On 31 January 2020, the Ordinance for implementing mandatory disclosure rules pursuant to Council Directive (EU) 2018/822 (DAC6) was published in the Official Gazette. The Romanian version of the law is closely aligned with the DAC6 Directive’s scope, hallmarks, and reporting requirements.
The provisions of ATAD II have been implemented in Romanian tax legislation. The Ordinance implementing ATAD II (published in the Official Gazette on 31 January 2020) is in line with ATAD II provisions.
Starting with Q3 of 2018, companies may opt for quarterly distribution of profits to shareholders. Reconciliation of such amounts is performed subsequent to the approval of the annual financial statements. Those who opt for the quarterly distribution of dividends are required to prepare interim financial statements. Any differences resulting from the reconciliation are payable within 60 days of the date of approval of the annual financial statements. Failure to meet that deadline results in penalty interest being due.
Dividend tax
For dividends distributed as of 1 January 2026, the dividend tax rate has been increased from 10% to 16%.
WHT on dividends obtained by non-residents
For dividends distributed as of 1 January 2026 by a Romanian resident to a non-resident, the dividend tax rate has been increased from 10% to 16%.
Value-added tax (VAT)
Value added tax
The standard VAT rate in force in Romania is 21%, with two reduced VAT rates of 11% applicable for certain goods and services. Also, the Romanian VAT legislation prescribes specific types of goods and services for which a VAT exemption regime can be applied (either with or without VAT deduction right).

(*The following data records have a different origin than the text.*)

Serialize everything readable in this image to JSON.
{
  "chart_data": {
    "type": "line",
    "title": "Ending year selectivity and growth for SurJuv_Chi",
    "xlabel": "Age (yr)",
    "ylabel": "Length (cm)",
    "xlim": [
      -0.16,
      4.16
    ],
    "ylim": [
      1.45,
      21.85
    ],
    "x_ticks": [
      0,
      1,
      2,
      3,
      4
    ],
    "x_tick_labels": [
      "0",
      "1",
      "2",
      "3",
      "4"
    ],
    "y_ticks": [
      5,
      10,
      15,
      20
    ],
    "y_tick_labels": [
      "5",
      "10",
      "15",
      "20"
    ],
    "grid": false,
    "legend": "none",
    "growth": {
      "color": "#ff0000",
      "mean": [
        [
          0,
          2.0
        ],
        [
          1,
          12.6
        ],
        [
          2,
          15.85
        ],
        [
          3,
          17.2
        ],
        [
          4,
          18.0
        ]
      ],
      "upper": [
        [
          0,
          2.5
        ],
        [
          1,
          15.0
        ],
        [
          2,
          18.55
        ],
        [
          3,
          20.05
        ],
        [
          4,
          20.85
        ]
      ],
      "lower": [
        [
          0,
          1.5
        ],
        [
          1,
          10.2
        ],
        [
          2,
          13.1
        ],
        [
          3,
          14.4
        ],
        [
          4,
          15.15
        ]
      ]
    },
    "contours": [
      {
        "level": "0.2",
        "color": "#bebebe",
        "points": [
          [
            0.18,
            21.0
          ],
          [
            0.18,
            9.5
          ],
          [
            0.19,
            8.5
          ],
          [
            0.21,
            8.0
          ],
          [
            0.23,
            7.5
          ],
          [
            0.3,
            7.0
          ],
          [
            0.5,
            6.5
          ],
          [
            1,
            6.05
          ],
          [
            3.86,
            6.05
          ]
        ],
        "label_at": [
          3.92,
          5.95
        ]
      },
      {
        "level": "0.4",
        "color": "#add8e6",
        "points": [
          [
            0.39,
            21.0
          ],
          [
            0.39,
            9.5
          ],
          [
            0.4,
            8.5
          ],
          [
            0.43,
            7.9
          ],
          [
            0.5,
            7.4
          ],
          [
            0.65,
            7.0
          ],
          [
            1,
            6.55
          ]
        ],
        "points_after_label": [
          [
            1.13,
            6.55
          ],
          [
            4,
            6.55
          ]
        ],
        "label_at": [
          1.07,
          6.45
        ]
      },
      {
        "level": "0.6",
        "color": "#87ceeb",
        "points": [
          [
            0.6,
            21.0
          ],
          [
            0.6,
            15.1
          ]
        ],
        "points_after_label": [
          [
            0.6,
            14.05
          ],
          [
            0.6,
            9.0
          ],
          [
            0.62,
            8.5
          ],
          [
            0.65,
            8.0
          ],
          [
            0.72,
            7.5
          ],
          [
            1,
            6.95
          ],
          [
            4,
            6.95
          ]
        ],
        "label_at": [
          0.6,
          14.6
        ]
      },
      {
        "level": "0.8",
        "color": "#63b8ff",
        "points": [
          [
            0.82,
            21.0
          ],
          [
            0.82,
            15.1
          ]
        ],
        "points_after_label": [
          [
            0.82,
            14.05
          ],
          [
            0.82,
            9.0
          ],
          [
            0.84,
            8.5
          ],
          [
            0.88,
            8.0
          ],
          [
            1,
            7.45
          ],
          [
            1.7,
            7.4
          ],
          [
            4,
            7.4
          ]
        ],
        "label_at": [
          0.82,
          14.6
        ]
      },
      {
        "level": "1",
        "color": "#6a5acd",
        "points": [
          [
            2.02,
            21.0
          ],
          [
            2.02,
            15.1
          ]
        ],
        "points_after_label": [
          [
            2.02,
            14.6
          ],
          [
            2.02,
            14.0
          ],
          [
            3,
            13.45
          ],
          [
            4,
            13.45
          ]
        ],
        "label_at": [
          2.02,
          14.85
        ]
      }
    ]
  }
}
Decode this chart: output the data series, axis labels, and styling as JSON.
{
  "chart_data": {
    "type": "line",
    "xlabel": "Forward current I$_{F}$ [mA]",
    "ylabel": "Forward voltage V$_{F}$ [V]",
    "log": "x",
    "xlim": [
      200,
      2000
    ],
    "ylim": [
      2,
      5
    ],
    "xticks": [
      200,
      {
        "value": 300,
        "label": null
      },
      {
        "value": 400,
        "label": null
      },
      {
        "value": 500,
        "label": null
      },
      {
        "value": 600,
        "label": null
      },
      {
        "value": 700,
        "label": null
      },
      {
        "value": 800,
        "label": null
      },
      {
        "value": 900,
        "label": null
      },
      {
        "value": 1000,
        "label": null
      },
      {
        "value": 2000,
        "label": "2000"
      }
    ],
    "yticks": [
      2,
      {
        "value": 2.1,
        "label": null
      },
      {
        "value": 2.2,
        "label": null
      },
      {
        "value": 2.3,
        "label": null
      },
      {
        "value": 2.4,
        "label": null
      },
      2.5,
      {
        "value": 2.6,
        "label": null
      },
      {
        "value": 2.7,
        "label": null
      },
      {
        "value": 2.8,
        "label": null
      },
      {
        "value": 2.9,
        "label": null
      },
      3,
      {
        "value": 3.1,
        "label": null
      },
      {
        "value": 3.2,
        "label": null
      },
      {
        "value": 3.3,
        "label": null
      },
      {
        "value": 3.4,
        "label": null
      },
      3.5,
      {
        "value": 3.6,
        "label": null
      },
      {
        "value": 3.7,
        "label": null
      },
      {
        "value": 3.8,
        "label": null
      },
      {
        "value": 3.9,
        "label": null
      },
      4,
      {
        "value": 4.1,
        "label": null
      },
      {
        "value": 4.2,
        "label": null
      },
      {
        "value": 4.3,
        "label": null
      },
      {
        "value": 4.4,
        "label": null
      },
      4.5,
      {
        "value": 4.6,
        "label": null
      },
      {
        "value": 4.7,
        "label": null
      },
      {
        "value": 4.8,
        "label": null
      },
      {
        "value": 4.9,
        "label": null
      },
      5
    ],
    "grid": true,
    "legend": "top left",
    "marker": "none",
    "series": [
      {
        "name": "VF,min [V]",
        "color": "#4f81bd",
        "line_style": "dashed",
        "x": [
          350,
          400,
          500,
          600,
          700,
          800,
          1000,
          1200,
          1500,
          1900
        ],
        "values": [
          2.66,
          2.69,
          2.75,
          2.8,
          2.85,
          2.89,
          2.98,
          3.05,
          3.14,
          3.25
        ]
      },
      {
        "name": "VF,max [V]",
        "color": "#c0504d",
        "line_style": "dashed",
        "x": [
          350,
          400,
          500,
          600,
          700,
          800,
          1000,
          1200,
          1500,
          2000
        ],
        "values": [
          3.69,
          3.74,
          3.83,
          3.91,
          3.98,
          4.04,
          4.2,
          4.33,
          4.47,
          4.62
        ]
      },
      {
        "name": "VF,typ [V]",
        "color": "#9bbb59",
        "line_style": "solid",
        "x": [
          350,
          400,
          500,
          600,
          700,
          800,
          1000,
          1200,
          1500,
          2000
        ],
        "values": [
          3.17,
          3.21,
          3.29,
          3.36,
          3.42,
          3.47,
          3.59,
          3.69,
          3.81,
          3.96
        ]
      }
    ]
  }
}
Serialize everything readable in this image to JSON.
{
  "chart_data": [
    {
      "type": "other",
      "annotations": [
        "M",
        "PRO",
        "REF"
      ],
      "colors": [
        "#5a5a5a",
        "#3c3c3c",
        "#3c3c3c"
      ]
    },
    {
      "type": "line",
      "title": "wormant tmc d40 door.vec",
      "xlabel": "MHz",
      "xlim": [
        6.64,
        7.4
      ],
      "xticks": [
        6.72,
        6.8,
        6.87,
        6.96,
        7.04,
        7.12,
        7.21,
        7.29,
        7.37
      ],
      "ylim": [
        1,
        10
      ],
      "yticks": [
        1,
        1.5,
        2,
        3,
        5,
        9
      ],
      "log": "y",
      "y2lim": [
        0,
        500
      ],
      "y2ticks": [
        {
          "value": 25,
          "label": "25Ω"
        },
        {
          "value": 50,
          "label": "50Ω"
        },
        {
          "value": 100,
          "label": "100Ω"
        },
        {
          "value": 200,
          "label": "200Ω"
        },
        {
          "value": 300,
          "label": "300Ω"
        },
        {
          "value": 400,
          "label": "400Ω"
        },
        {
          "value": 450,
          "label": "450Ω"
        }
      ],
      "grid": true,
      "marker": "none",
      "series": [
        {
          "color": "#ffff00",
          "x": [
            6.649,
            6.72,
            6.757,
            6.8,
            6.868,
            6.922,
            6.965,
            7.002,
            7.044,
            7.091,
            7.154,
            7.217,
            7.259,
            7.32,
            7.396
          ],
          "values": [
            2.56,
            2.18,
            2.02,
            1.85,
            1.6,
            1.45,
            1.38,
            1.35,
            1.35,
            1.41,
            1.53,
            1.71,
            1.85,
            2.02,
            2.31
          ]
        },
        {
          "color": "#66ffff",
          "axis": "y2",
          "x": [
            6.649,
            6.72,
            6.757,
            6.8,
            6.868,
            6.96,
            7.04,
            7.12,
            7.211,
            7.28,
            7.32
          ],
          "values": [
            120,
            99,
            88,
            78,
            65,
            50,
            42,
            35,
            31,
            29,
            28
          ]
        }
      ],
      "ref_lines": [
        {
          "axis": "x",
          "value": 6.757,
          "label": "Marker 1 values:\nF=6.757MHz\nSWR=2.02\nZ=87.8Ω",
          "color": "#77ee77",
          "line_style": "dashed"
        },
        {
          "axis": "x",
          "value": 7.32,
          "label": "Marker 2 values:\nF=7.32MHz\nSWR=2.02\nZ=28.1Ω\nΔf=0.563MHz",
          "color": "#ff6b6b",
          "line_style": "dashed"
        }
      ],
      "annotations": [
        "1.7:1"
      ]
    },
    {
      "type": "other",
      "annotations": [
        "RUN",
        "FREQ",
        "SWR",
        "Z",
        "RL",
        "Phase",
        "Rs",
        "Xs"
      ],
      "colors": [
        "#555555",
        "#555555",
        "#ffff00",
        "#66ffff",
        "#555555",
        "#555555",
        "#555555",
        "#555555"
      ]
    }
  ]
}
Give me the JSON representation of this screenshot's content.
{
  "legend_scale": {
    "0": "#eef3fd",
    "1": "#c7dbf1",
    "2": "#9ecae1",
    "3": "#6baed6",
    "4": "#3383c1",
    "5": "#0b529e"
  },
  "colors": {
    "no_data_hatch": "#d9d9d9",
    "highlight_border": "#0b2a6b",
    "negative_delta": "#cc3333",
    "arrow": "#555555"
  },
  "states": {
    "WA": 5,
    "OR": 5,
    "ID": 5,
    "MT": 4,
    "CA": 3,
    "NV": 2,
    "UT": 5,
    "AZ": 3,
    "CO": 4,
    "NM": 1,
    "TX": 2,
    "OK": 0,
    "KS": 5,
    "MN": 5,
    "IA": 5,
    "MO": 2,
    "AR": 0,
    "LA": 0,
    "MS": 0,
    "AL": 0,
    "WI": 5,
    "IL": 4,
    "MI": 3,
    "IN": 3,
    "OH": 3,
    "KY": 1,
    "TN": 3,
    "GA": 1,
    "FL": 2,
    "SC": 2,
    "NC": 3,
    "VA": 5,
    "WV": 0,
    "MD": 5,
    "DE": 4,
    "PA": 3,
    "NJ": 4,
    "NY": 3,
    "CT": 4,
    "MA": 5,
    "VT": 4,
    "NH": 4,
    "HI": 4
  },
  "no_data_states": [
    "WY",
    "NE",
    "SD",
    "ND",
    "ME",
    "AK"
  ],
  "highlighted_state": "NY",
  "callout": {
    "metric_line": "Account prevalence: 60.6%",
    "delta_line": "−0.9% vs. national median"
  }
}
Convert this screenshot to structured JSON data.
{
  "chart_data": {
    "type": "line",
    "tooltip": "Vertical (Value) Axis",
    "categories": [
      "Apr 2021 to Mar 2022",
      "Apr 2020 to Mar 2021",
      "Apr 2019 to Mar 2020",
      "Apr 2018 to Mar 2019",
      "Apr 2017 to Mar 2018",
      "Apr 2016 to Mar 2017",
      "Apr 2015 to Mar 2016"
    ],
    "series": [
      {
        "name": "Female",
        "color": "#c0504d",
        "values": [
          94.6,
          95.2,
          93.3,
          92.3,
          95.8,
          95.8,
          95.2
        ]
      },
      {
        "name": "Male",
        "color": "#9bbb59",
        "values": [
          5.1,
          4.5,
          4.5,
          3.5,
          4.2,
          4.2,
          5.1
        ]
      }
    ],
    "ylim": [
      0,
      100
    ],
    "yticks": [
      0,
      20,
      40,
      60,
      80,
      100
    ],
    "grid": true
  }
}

A Romanian entity becomes liable to register for VAT purposes upon exceeding the RON 395.000 threshold of VAT-able operations performed*. However, the VAT registration can be obtained before reaching the threshold, thus enabling the entity to exert the deduction of input VAT for acquisitions made for the intended VAT-able operations. The VAT registration code is granted pursuant to submitting a VAT registration file with the VAT registration request and various information, which can differ from one tax administration to another. The entity’s representatives might be requested to submit additional documents and/or provide clarifications to satisfy the scrutinized items.
In case a company solely performs VAT exempt without deduction right operations, it is not liable to register for VAT purposes, but would also not be allowed to deduct input VAT on acquisitions.
In case a company performs activities taxable / exempt with and without VAT deduction right, it is liable to request the VAT registration in case the above mentioned threshold is exceeded. In case the threshold is not exceeded, the company may opt to register for VAT purposes. As a VAT registered entity, the company may exert the VAT deduction right for its acquisitions, as follows:
- via direct allocation - full VAT can be deducted from the acquisitions made solely for operations with deduction right;
- via pro-rata mechanism - in case certain acquisitions cannot be directly allocated to either operations with / without VAT deduction right, the related VAT can be deducted based on a pro-rata computed as a ratio between the value of operations with VAT deduction right and the total value of the operations performed.